Doch trotz allem ist der Erfolg von Shein eng mit seiner Herkunft verknüpft: Nur in China gibt es eine derart vollständige Lieferkette, effiziente Online-Infrastruktur und reichhaltige Verfügbarkeit von Fabriken und Textilien, um so rasch und breit gestreut zu produzieren. Der rasche Aufstieg von Shein hat jedoch auch eine dunkle Seite, wie eine Recherche auf sozialen Medien zeigt. Dutzende Nutzer beschweren sich darüber, dass ihre Designs ohne Mitwissen, Konsens oder Bezahlung von dem Unternehmen gestohlen worden. Gleichzeitig ist das Netz von unzähligen Beschwerden überflutet, die von minderwertiger Qualität bis hin zu nicht gelieferten Waren reichen.

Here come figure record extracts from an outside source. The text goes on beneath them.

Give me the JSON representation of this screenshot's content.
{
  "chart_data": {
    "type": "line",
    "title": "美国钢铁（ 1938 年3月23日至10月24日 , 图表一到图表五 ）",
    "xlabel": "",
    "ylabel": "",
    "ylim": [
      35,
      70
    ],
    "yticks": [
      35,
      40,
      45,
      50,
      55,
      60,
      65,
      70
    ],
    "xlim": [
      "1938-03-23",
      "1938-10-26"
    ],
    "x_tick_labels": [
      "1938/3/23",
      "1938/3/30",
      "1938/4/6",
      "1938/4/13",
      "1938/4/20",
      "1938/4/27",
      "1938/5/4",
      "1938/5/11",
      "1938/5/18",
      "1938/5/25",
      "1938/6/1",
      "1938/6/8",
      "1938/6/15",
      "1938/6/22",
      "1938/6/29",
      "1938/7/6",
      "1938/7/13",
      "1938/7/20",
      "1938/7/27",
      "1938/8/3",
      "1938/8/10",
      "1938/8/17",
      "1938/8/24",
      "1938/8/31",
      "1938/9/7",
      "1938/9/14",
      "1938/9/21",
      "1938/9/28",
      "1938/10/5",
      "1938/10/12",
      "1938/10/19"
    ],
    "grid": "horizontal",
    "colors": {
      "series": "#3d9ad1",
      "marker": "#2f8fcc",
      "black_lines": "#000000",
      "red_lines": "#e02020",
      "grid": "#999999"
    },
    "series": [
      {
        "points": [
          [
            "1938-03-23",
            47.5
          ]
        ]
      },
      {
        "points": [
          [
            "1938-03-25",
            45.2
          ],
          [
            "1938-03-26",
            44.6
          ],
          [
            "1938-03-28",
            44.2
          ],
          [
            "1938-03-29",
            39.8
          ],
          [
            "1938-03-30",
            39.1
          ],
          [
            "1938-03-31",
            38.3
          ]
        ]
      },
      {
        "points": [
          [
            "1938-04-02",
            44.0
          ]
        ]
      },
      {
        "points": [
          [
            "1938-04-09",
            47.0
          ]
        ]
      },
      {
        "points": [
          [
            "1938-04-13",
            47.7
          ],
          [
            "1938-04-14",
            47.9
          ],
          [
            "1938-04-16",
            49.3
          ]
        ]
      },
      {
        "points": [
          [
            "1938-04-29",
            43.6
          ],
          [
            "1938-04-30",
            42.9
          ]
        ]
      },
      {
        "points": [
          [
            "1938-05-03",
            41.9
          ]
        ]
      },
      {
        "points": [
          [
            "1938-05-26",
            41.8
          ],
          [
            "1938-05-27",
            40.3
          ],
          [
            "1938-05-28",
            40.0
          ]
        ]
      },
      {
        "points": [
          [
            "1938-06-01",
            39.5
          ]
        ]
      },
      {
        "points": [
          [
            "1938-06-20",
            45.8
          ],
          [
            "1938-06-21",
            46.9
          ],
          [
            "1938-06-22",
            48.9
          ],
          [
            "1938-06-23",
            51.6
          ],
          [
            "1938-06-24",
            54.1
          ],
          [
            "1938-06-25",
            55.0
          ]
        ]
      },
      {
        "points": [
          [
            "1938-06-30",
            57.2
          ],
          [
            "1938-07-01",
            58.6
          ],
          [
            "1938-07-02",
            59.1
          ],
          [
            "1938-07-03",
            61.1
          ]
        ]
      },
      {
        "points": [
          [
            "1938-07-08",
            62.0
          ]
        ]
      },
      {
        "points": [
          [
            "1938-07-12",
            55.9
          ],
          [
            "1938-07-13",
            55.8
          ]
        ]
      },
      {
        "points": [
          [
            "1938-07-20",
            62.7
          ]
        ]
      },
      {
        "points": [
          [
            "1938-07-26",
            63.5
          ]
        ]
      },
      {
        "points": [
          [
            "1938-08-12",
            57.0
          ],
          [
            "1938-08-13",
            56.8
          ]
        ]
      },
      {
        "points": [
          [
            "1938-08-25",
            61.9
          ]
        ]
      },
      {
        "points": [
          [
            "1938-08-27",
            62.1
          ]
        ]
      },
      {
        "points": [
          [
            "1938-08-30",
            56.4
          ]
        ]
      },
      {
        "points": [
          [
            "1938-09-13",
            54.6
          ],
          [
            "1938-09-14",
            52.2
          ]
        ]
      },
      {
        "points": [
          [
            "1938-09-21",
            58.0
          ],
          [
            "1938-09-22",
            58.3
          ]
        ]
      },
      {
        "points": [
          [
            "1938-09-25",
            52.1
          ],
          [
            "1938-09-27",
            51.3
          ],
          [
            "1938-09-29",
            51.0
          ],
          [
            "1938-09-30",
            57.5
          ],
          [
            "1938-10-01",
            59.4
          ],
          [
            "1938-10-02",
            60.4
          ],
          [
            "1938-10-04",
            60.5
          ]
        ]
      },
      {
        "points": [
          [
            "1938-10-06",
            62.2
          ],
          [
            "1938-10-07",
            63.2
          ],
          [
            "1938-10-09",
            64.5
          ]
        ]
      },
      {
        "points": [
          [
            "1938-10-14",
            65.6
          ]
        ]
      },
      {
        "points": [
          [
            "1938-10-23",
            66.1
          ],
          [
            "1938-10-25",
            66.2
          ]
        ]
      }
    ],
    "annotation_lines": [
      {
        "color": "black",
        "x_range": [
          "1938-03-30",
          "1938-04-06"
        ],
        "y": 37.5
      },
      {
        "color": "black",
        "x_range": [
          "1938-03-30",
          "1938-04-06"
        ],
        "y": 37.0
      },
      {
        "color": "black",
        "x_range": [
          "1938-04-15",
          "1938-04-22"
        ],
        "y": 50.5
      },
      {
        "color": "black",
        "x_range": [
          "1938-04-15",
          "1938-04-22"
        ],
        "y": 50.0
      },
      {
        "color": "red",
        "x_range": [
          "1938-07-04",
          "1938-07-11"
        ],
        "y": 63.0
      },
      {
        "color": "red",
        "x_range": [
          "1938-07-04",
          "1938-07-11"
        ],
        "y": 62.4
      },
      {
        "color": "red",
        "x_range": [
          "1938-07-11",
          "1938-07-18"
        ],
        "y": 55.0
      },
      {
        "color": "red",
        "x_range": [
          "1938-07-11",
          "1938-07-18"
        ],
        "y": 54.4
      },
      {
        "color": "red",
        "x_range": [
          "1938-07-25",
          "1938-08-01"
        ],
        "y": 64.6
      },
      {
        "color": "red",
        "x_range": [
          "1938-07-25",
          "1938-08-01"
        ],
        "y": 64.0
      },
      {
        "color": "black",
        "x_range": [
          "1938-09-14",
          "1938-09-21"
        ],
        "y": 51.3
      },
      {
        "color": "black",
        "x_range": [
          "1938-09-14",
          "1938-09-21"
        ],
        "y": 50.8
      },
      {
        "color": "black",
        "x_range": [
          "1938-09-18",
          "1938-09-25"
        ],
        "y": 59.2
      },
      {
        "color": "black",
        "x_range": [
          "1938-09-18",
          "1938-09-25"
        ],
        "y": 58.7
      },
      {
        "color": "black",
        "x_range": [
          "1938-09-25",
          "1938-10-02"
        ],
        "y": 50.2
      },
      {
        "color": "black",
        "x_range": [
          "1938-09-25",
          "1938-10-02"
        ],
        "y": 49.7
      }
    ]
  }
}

Bereits 2017 warnte Stiftung Warentest vor «Fake-Fummel aus dem Internet» – und meinte damit auch explizit Shein: «Hinter extrem billigen Onlineshops verbergen sich nicht selten chinesische Firmen, die im Netz zusammen¬geklaute Fotos zeigen und miese Kopien der Sachen liefern», heisst es. Und: «Wer die falschen Fummel loswerden will, stellt fest: Die Rücksendung ist teurer als die Ware selbst». Gleichzeitig ist nur eine Frage der Zeit, bis die Fast Fashion mit Dumping-Preisen aufgrund ihrer katastrophalen Nachhaltigkeitsbilanz in die Schusslinie umweltbewusster Konsumenten gerät. Shein ist Fast Fashion, also das Mode-Äquivalent zu McDonalds: schnell konsumiert, kurzlebig und austauschbar.

Doch laut einer Recherche der «South China Morning Post» aus Hongkong ist Shein zumindest bei den Textilfabriken im südchinesischen Perlflussdelta – der «Werkbank der Welt» – überaus beliebt: Zwar würde kein anderer Auftraggeber derart detaillierte und strikte Forderungen stellen, doch gleichzeitig zahle niemand so zuverlässig und pünktlich.